Les trois villes - Lourdes
Le cycle des Trois villes (Lourdes, Rome et Paris) suit l’itinéraire d’un héros unique, Pierre Froment. Les trois romans ont été publié respectivement en 1894, 1896 et 1898.
Lourdes, c’est du Zola
Le 11 février 1858, la Vierge « apparaît » à Bernadette Soubirous. À la fin du siècle, Émile Zola consacrera un roman à Lourdes, au terme d’une formidable enquête sur le terrain.
« Elle était éblouie par une blancheur, une sorte de clarté vive qui lui semblait se fixer contre le rocher, en haut de la grotte, dans une fente mince et haute, pareille à une ogive de cathédrale. Effrayée, elle tomba sur les genoux. Qu’était-ce donc, mon Dieu ? »
Sous la plume d’Émile Zola, voici Bernadette Soubirous assistant à la première apparition de la Vierge Marie à Lourdes, le 11 février 1858. Il y a tout juste cent cinquante ans aujourd’hui. Mais qu’allait donc faire l’auteur de l’Assommoir et de Nana dans cette galère sulpicienne ? Un roman. Et, avant de l’écrire, une véritable enquête journalistique.
À la mi-septembre 1891, il tombe des cordes sur Lourdes (Hautes-Pyrénées), et Émile Zola, qui y séjourne avec son épouse, est de fort mauvaise humeur. Il sort, profitant d’une éclaircie, et découvre « cette ville de la foi née de l’hallucination de cette petite fille de 14 ans, cette cité mystique en ce siècle de scepticisme »[1]. Le spectacle « de ces malades, de ces marmiteux, de ces enfants mourants apportés devant la statue » le bouleverse. Le besoin de « peindre » ce « remuement des âmes » le saisit. « Ô le beau livre à faire avec cette ville extraordinaire », écrit-il à son ami Henry Céart. Il reviendra à Lourdes.
« Un défilé affreux »
Mais il lui faut d’abord en finir avec les Rougon-Macquart, dont le vingtième et dernier volume, le Docteur Pascal, paraît en 1893. Zola a déjà un autre projet en tête, une trilogie des « Trois Villes » consacrée à Lourdes, Rome et Paris, et qui aura un prêtre pour héros. Avant d’écrire, Zola a besoin de s’immerger dans son sujet. Il pratique l’enquête de terrain, rapportant des carnets qui nourrissent ses récits. En août 1892, il retourne à Lourdes, lors du pèlerinage national. Il y reste deux semaines, plus longtemps qu’il ne l’a fait aux mines d’Anzin pour Germinal, ou dans la Beauce avant d’écrire la Terre. C’est dire si le sujet lui tient à cœur. Il veut tout voir, tout savoir. Il y est reçu pour ce qu’il est : une personnalité de premier plan dans le monde des lettres. Toutes les portes lui sont ouvertes. La mairie est tenue par des républicains, c’est-à-dire la gauche anticléricale et franc-maçonne. Les catholiques prient pour la conversion du romancier. Les journalistes accourent de Paris afin de recueillir ses impressions. Lui travaille.

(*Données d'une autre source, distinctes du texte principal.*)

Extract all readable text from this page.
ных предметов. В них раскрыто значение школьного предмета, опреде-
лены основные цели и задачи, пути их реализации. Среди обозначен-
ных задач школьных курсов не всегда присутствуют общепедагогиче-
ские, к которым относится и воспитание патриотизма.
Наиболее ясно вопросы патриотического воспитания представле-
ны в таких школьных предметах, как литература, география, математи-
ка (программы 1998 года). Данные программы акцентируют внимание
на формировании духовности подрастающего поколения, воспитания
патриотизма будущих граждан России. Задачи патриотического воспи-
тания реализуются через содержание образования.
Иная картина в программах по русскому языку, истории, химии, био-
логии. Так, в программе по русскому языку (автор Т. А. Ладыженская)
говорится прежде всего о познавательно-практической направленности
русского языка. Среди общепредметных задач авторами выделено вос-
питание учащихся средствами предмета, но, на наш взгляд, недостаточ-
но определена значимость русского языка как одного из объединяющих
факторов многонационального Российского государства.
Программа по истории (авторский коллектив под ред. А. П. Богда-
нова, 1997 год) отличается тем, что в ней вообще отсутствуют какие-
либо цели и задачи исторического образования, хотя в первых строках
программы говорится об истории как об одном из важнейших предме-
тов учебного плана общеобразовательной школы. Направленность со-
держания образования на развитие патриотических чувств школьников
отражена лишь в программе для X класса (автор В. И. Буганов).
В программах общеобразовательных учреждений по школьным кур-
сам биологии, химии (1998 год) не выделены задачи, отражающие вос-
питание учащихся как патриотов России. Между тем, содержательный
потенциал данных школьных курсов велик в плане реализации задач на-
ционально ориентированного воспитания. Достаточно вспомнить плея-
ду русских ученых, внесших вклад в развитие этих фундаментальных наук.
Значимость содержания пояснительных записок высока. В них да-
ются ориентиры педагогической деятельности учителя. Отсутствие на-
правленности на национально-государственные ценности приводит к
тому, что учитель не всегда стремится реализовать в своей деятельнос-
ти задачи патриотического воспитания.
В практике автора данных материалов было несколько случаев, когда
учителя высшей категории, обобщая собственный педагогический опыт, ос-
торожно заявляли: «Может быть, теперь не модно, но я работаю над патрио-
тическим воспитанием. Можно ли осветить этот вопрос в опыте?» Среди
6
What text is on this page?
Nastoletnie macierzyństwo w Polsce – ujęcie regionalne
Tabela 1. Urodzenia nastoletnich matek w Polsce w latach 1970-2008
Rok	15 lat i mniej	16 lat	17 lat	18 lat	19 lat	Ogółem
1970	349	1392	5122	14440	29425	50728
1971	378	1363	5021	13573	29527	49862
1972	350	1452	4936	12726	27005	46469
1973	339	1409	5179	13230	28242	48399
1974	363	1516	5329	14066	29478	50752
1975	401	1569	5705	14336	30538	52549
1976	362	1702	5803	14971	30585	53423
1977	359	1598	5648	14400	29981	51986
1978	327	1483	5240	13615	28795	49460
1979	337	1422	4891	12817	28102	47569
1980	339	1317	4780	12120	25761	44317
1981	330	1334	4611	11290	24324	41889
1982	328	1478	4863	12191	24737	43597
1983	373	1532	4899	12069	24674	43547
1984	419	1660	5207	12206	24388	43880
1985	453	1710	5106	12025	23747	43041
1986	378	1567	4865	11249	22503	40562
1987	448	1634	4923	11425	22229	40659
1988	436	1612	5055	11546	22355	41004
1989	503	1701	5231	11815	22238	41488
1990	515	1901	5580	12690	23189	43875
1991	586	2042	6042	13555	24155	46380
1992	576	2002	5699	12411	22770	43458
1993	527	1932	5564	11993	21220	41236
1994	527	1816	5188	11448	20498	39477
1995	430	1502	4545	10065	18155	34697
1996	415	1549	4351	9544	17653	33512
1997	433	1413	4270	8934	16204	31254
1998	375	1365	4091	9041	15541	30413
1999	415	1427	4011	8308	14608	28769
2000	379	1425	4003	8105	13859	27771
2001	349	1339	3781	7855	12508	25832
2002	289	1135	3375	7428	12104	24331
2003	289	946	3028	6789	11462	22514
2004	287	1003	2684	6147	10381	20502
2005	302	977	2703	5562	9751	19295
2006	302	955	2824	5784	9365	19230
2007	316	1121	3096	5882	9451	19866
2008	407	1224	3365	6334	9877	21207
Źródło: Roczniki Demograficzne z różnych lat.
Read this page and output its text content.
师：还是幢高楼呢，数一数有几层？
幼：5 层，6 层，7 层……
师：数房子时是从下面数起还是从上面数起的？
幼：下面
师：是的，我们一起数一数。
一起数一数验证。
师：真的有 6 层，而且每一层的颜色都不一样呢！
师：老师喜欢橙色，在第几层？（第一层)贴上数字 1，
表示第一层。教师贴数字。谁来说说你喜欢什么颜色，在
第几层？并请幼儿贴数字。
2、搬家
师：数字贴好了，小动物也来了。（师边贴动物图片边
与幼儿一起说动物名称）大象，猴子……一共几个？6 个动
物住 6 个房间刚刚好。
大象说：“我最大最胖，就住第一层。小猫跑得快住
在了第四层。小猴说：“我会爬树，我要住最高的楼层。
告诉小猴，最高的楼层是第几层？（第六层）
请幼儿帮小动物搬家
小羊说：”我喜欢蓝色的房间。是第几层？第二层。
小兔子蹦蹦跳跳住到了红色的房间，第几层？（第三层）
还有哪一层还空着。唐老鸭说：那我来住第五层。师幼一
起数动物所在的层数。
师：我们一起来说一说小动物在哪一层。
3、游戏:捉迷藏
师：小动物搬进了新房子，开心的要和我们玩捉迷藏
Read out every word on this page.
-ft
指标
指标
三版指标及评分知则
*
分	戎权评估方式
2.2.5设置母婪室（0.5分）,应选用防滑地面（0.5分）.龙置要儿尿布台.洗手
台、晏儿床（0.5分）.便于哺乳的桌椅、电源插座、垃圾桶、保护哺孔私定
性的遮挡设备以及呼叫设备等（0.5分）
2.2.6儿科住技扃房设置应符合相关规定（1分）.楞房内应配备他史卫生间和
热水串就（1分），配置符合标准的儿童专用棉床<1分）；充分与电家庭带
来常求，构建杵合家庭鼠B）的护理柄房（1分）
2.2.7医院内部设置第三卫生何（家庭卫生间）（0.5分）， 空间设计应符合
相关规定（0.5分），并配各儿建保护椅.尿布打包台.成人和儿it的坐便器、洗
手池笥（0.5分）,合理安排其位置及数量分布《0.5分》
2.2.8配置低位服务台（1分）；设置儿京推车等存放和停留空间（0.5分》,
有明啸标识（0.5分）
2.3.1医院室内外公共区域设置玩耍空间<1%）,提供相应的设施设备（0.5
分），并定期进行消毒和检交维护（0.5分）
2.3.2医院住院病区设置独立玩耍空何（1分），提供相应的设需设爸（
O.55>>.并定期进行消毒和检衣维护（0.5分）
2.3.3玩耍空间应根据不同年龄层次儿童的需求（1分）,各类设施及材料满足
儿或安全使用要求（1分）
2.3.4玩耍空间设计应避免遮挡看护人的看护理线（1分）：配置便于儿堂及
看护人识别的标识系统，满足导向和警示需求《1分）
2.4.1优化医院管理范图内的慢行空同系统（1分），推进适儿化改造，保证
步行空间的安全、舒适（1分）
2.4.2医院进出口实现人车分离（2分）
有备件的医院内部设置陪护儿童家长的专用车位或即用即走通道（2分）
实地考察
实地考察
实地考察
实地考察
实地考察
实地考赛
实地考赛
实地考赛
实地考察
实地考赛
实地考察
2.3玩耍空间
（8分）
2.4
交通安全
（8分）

Il est présent en gare lorsque le « train blanc » arrive avec les grands malades. « Un défilé affreux », note-t-il. Il observe aussi bien « la petite paysanne, mourante, toute blanche sur un brancard » que « les belles dames de pèlerinages, en dentelle noire ». Toute une humanité souffrante, qui l’émeut et lui retourne le cœur : « La tristesse affreuse de tout cela, l’odeur écœurante de sueur, d’haleines gâtées, de misère et de saleté ». Il est partout, interroge tout le monde : il visite la grotte, la basilique, les piscines, l’hôpital, le diorama.